Ik weet niet of ik hier in woorden iets over Franz Kafka's fameuze
verhaal iets heb gezegd dat niet ook al door anderen gezegd is.
De hoeveelheid geschriften over Kafka's werk is onafzienbaar.
De 'bildnerische Betrachtungen' van Martin Linnartz, die daarmee
aan Kafka's woorden een visuele tegenhanger gaf, betrekkelijk
autonoom, maar toch ook vanuit een zichtbare trouw aan het verhaal
dat hem boeide, hebben mijn ideeën over Die Verwandlung zeker
beïnvloed. De tekening waarmee het voor u liggende boek besluit,
staat iconografisch in de traditie van de Verrijzenistaferelen.
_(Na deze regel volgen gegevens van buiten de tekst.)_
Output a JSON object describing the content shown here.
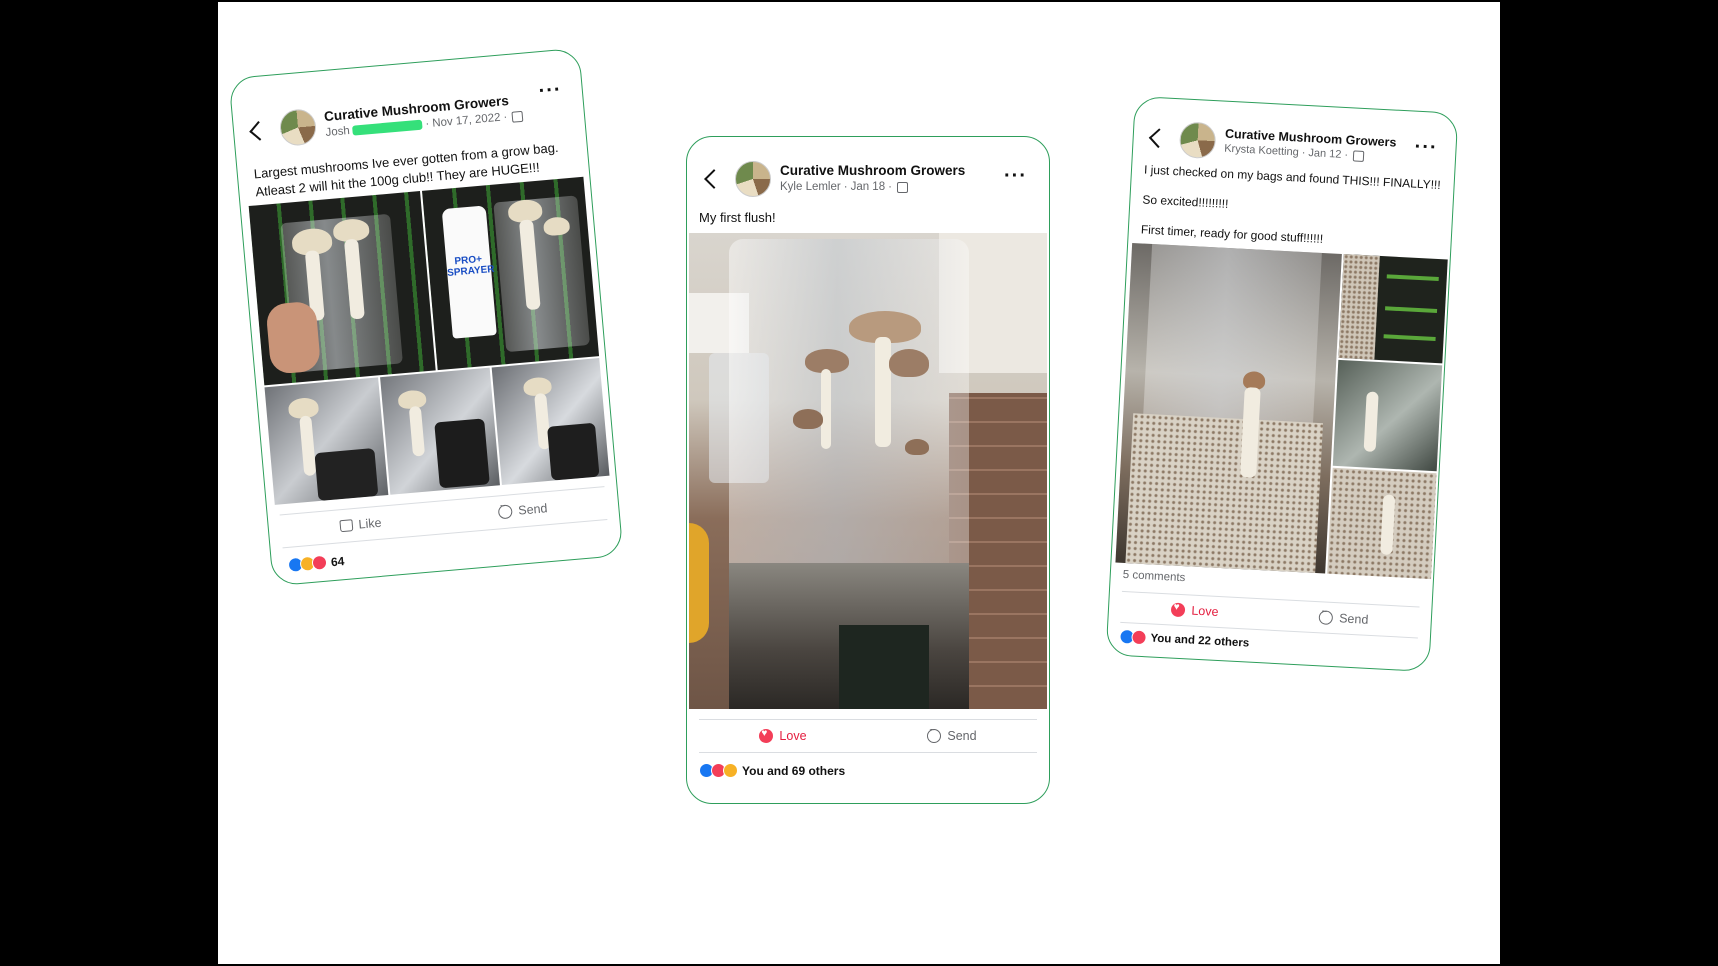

Zo zie ik het althans: als een profane variant daarvan, met de
vader en de moeder als wachters bij het graf. Hoe dicht zit, met
deze scène vergeleken, de vuilnisbak op de bladzij ervoor. Hoe
duister is dat deksel... En wat te denken van die hand, op een
van de andere tekeningen, die als de hand Gods op een middeleeuws
schilderij uit de hemel steekt? De hand van Gregors vader is de
hand van een profane toornige god, die zijn schepsel met schuld
en gewetenspijn belaadt en hem een onbekend vergrijp tegen een
onbekend gebod op smartelijke wijze inpepert.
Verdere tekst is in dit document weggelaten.